卒業後は家を出てひとりで暮らしていたが、ある日、連絡が途絶えていた親から、妹の様子がおかしいので見てやってくれないかと相談された。妹との差を顕著に感じ始めた十代の頃から妹とはずっと距離をとっており、話しをしたことなどなかったが、平身低頭の勢いで電話をしてきた親の態度に優越感を覚え、完璧だった妹が困っている姿というのも見たくなり、足が遠のいていた実家を訪れた。
親におざなりに挨拶をしたあと、妹が立てこもる部屋の前に立ちノックする。妹の部屋に出向くのは初めてのことだった。
親の言うとおり、扉は開かない。けれども、お兄ちゃん、とおれを呼ぶくぐもった声が微かに聞こえてきた。そして、おれひとりなら部屋に入ってもいいと言う。

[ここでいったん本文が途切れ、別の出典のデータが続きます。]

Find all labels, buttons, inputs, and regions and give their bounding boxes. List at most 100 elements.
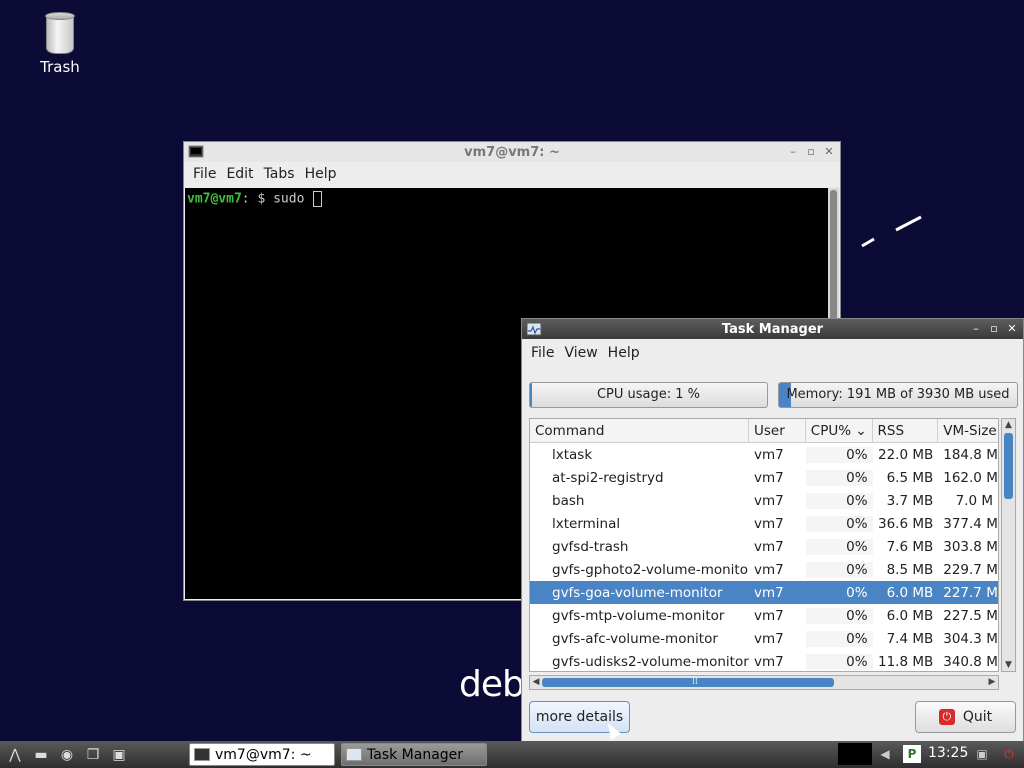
process-command: gvfsd-trash	[552, 538, 629, 555]
maximize-icon[interactable]: ▫	[987, 322, 1001, 336]
table-row[interactable]: at-spi2-registryd vm7 0% 6.5 MB 162.0 M	[530, 466, 998, 489]
table-row[interactable]: gvfs-mtp-volume-monitor vm7 0% 6.0 MB 227.5 …	[530, 604, 998, 627]
menu-tabs[interactable]: Tabs	[259, 166, 300, 182]
file-manager-icon[interactable]: ▬	[30, 745, 52, 765]
process-user: vm7	[754, 469, 784, 486]
task-manager-titlebar[interactable]: Task Manager – ▫ ✕	[522, 319, 1023, 339]
column-command[interactable]: Command	[530, 419, 749, 442]
column-cpu[interactable]: CPU% ⌄	[806, 419, 873, 442]
table-row[interactable]: gvfs-gphoto2-volume-monitor vm7 0% 8.5 MB 22…	[530, 558, 998, 581]
process-rss: 8.5 MB	[886, 561, 934, 578]
terminal-titlebar[interactable]: vm7@vm7: ~ – ▫ ✕	[184, 142, 840, 162]
column-cpu-label: CPU%	[810, 423, 852, 439]
memory-usage-bar: Memory: 191 MB of 3930 MB used	[778, 382, 1018, 408]
process-vm-size: 340.8 M	[943, 653, 998, 670]
menu-file[interactable]: File	[526, 345, 559, 361]
menu-view[interactable]: View	[559, 345, 602, 361]
close-icon[interactable]: ✕	[822, 145, 836, 159]
process-rss: 7.6 MB	[886, 538, 934, 555]
taskbar-task-task-manager[interactable]: Task Manager	[341, 743, 487, 766]
table-row[interactable]: bash vm7 0% 3.7 MB 7.0 M	[530, 489, 998, 512]
maximize-icon[interactable]: ▫	[804, 145, 818, 159]
column-rss[interactable]: RSS	[873, 419, 939, 442]
taskbar-task-terminal-label: vm7@vm7: ~	[215, 746, 312, 763]
prompt-command: : $ sudo	[241, 191, 313, 207]
process-command: gvfs-udisks2-volume-monitor	[552, 653, 749, 670]
process-command: lxtask	[552, 446, 593, 463]
taskbar-task-terminal[interactable]: vm7@vm7: ~	[189, 743, 335, 766]
scroll-down-icon[interactable]: ▼	[1002, 659, 1015, 671]
table-row[interactable]: gvfs-goa-volume-monitor vm7 0% 6.0 MB 227.7 …	[530, 581, 998, 604]
process-cpu: 0%	[805, 469, 873, 486]
horizontal-scroll-thumb[interactable]: ⁞⁞	[542, 677, 834, 687]
process-cpu: 0%	[805, 607, 873, 624]
task-manager-window-icon	[526, 322, 542, 336]
memory-usage-text: Memory: 191 MB of 3930 MB used	[786, 387, 1010, 402]
process-user: vm7	[754, 515, 784, 532]
minimize-icon[interactable]: –	[786, 145, 800, 159]
vertical-scroll-thumb[interactable]	[1004, 433, 1013, 499]
terminal-menubar: File Edit Tabs Help	[184, 162, 840, 186]
process-rss: 3.7 MB	[886, 492, 934, 509]
table-row[interactable]: gvfsd-trash vm7 0% 7.6 MB 303.8 M	[530, 535, 998, 558]
task-manager-window[interactable]: Task Manager – ▫ ✕ File View Help CPU us…	[521, 318, 1024, 742]
process-rss: 36.6 MB	[877, 515, 934, 532]
terminal-title: vm7@vm7: ~	[464, 144, 560, 160]
quit-label: Quit	[962, 709, 993, 725]
show-desktop-icon[interactable]: ❐	[82, 745, 104, 765]
process-vm-size: 227.5 M	[943, 607, 998, 624]
close-icon[interactable]: ✕	[1005, 322, 1019, 336]
table-row[interactable]: lxtask vm7 0% 22.0 MB 184.8 M	[530, 443, 998, 466]
process-vm-size: 162.0 M	[943, 469, 998, 486]
process-cpu: 0%	[805, 515, 873, 532]
menu-edit[interactable]: Edit	[221, 166, 258, 182]
column-user[interactable]: User	[749, 419, 806, 442]
process-cpu: 0%	[805, 538, 873, 555]
cpu-usage-bar: CPU usage: 1 %	[529, 382, 768, 408]
process-user: vm7	[754, 492, 784, 509]
logout-icon[interactable]: ⏻	[1000, 745, 1018, 763]
table-row[interactable]: lxterminal vm7 0% 36.6 MB 377.4 M	[530, 512, 998, 535]
terminal-window-icon	[188, 145, 204, 158]
start-menu-icon[interactable]: ⋀	[4, 745, 26, 765]
process-rss: 22.0 MB	[877, 446, 934, 463]
scroll-left-icon[interactable]: ◀	[530, 676, 542, 689]
scroll-up-icon[interactable]: ▲	[1002, 419, 1015, 431]
menu-help[interactable]: Help	[300, 166, 342, 182]
process-vm-size: 229.7 M	[943, 561, 998, 578]
minimize-icon[interactable]: –	[969, 322, 983, 336]
process-user: vm7	[754, 561, 784, 578]
menu-help[interactable]: Help	[603, 345, 645, 361]
clock[interactable]: 13:25	[928, 745, 968, 761]
process-command: gvfs-gphoto2-volume-monitor	[552, 561, 750, 578]
task-manager-menubar: File View Help	[522, 341, 1023, 365]
sort-chevron-down-icon: ⌄	[855, 423, 867, 439]
table-row[interactable]: gvfs-udisks2-volume-monitor vm7 0% 11.8 MB 3…	[530, 650, 998, 671]
process-vm-size: 377.4 M	[943, 515, 998, 532]
process-user: vm7	[754, 446, 784, 463]
cpu-usage-text: CPU usage: 1 %	[596, 387, 701, 402]
table-row[interactable]: gvfs-afc-volume-monitor vm7 0% 7.4 MB 304.3 …	[530, 627, 998, 650]
process-cpu: 0%	[805, 492, 873, 509]
process-list-horizontal-scrollbar[interactable]: ◀ ⁞⁞ ▶	[529, 675, 999, 690]
volume-icon[interactable]: ◀	[876, 745, 894, 763]
trash-desktop-icon[interactable]: Trash	[30, 12, 90, 76]
menu-file[interactable]: File	[188, 166, 221, 182]
lock-screen-icon[interactable]: ▣	[973, 745, 991, 763]
workspace-switcher-icon[interactable]: ▣	[108, 745, 130, 765]
process-cpu: 0%	[805, 446, 873, 463]
clipboard-icon[interactable]: P	[903, 745, 921, 763]
process-list[interactable]: Command User CPU% ⌄ RSS VM-Size lxtask vm…	[529, 418, 999, 672]
prompt-user: vm7@vm7	[187, 191, 242, 207]
scroll-right-icon[interactable]: ▶	[986, 676, 998, 689]
process-cpu: 0%	[805, 630, 873, 647]
quit-button[interactable]: ⏻ Quit	[915, 701, 1016, 733]
process-list-vertical-scrollbar[interactable]: ▲ ▼	[1001, 418, 1016, 672]
process-rss: 6.0 MB	[886, 607, 934, 624]
process-command: gvfs-goa-volume-monitor	[552, 584, 723, 601]
process-vm-size: 227.7 M	[943, 584, 998, 601]
column-vm-size[interactable]: VM-Size	[938, 419, 998, 442]
browser-icon[interactable]: ◉	[56, 745, 78, 765]
task-manager-title: Task Manager	[721, 321, 824, 337]
process-cpu: 0%	[805, 653, 873, 670]
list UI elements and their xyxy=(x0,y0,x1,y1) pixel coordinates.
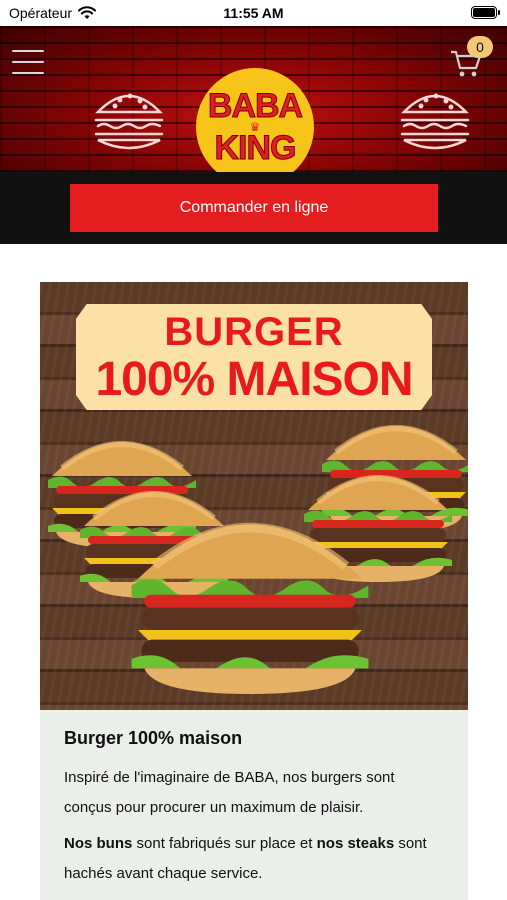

暗い部屋のなかで、妹はさなぎになっていた。固くてでこぼこした表層から黒い突起がところ狭しと生えている。そして、その体表から壁や天井へと粘ついた糸を伸ばし、部屋の中央に陣取っていた。妹の身体を支えている糸を避けながら妹本体に近づくと、妹はその身体を動かさないまま、やはりくぐもった声で、お兄ちゃんなら大丈夫だと思っていたと言う。
廊下にいた両親は階段を駆け下りていってしまい、声も聞こえなくなった。おれは扉を閉め、妹のそばに座り、その体表を撫でた。
これこそが自分の妹だ。今までの妹はまがいものの幼生だったのだ。
おれは実家に戻り、妹の部屋で過ごした。ごつごつした妹は枕にもならないが、そばにいると気持ちが穏やかになる。
ほぼ一年が経った頃、妹は羽化を始めた。たとえようもなく美しい姿になるものと思っていたが、予想を裏切り、羽化した妹は幼虫のような物体になり、退化した両手両脚は戻らず、蠕動運動で動くようになった。親は家を出て行った。妹は見捨てられたのだ。
妹はずるずると部屋のなかを移動し、おれに食べものを求める。おれは身体が大きく貪欲な妹のために、虫を集め、庭を畑にする。
小さな口をもごもごと動かし害虫を食べる妹は誰よりも愛らしい。おれがいないと生きていけない妹のそばで、おれは今日も穏やかに眠る。